After two years, and several attempts to gain access to copper and gold mines in Eritrea and Serbia, Canada’s Lundin Gold (TSX:LUG) has decided to abandon its plan to acquire fellow miner Nevsun Resources (TSX, NYSEMKT:NSU).

Faced with a competing bid from China’s state-backed Zijin Mining, the Toronto-based company said it won’t raise its offer for Nevsun.

“Lundin Mining continues to pursue strategic growth opportunities,” Lundin said in the statement. “Our portfolio of high-quality long-life, mines enables us to remain disciplined to our investment criteria and rigorous in our allocation of capital to deliver superior shareholder returns.”

The announcement follows this week’s Zijin’s friendly C$1.86 billion ($1.41B) takeover bid for Nevsun, which owns and operates the Bisha copper-zinc mine in Eritrea, and that is also developing the Timok copper and gold project in Serbia.

Lundin won’t amend any of the terms of its bid for Nevsun, but noted it continues to pursue strategic growth opportunities.

Lundin first approached Vancouver-based Lundin on February 7, submitting a new proposal on February 25 and yet another on April 3, all of which were rejected. In May, Lundin partnered with Euro Sun Mining a roughly $1.5-billion takeover offer that was a combination of cash as well as shares in both Lundin and Euro Sun. That bid was also rejected, so the company turned its offer into a hostile one, making a new $4.75 per share all-cash offer directly to Nevsun shareholders.

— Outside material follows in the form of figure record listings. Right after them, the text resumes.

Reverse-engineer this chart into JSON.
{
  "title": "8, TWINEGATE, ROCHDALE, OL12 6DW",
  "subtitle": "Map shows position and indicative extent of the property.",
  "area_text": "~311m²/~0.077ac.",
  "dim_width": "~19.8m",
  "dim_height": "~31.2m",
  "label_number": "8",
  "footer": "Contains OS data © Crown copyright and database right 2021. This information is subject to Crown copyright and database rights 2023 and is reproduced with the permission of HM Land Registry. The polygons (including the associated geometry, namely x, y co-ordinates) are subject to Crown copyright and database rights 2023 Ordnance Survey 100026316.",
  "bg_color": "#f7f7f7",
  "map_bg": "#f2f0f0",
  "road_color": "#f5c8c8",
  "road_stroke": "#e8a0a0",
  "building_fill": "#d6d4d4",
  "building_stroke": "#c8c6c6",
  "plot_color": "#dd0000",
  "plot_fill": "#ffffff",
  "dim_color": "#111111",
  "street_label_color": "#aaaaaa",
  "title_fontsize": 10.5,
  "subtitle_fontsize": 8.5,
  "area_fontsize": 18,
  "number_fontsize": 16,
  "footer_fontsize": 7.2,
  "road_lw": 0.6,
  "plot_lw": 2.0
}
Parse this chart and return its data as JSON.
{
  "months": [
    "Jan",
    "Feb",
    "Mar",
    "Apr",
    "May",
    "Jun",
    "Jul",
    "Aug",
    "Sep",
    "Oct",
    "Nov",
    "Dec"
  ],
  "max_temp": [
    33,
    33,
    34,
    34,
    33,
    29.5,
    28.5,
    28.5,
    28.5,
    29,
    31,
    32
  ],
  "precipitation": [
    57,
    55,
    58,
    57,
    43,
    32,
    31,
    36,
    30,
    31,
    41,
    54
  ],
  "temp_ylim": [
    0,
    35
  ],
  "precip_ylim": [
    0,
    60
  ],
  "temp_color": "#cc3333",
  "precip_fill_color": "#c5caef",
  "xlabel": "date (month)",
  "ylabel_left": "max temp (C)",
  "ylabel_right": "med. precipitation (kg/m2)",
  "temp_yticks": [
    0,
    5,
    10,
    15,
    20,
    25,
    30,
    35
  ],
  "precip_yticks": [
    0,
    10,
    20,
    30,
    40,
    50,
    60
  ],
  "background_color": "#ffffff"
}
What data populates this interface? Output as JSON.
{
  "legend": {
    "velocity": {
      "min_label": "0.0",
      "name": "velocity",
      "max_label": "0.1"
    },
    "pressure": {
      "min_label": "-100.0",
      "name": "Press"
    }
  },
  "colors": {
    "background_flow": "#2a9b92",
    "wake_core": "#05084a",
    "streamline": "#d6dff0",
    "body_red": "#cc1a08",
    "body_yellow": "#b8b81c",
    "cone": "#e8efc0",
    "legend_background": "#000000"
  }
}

The fight for Nevsun highlights how miners are scrambling to acquire copper reserves amid forecasts that supply of the metal significantly outstrip supply from 2020, due to increasing demand for power generation and electric vehicles (there’s 300kg of copper in an electric bus and nine tonnes per windfarm megawatt).

Nevsun’s Timok copper-gold project is one of the very few that aren’t already controlled by a big miner. It’s also one of a handful of projects expected to come online in the near future. According to Colin Hamilton, director of commodities research at BMO Capital Markets, the current copper pipeline is the lowest seen this century, both in terms of number and capacity.

“After delivery of Cobre Panama (with the main ramp early next year) we are left with a gap until we see the next batch of 200ktpa-plus projects in 2022-23. This is when the likes of Kamoa, Oyu Tolgoi Phase 2, and QB2 are likely to offer meaningful supply growth,” Hamilton said in April.

Prices for copper, however, have dropped almost 20% in London so far this year due to a combination of factors, including a strengthening dollar, mounting trade disputes and emerging market turmoil.

Zijin’s offer is subject to a minimum tender requirement of two-thirds of Nevsun’s shares, according to the statement. It also has also to be approved by the Canada under the Investment Canada Act and the Canadian Competition Act.

The Chinese miner will have to pay a termination fee of $50 million to Nevsun in certain circumstances, including failure to receive approval from Chinese authorities, the parties said.